Khudori menyampaikan kebijakan saat ini amat tidak menguntungkan produsen. Menurutnya, pengelola kebun sawit, produsen MinyaKita, pedagang, dan konsumen adalah satu mata rantai tak terputus.
"Ke depan, pemerintah perlu membuat kebijakan yang tidak mendistorsi harga," ujar Khudori kepada ANTARA di Jakarta, Senin.
Ia menjelaskan biaya pokok produksi sudah jauh melampaui harga eceran tertinggi yang ditetapkan pemerintah sebesar Rp15.700. Harga bahan baku minyak goreng sawit, yakni crude palm oil (CPO), dalam negeri selama enam bulan terakhir tercatat sekitar Rp15.000-16.000 per kilogram.
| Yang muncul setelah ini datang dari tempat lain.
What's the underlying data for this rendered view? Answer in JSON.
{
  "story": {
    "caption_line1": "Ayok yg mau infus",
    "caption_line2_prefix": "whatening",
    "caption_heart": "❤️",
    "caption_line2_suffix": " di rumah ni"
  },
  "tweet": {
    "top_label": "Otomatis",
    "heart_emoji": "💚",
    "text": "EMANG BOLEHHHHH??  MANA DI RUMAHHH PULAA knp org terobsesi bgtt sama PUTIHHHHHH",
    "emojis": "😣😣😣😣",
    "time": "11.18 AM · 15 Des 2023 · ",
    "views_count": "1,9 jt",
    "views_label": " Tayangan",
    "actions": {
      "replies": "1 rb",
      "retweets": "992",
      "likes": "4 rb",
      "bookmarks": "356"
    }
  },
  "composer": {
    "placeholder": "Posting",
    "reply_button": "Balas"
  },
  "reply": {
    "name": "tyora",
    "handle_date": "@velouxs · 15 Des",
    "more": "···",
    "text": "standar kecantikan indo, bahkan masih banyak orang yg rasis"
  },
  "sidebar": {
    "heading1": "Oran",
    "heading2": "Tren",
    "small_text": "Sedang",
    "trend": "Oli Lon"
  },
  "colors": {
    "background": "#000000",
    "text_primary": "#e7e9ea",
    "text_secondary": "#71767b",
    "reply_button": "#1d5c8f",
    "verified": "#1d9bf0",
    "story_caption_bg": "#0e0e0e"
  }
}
Apabila angka konversi CPO ke minyak goreng 68,28 persen dan 1 liter setara 0,8 kilogram, diketahui untuk memproduksi MinyaKita seharga Rp15.700 per liter, maka harga CPO yang dibutuhkan kurang lebih Rp13.400 per kilogram.
"Ini baru menghitung bahan baku CPO. Belum memperhitungkan biaya mengolah, biaya distribusi, dan margin keuntungan usaha. Kalau ketiga komponen itu diperhitungkan, sudah barang tentu harga CPO harus lebih rendah lagi," katanya.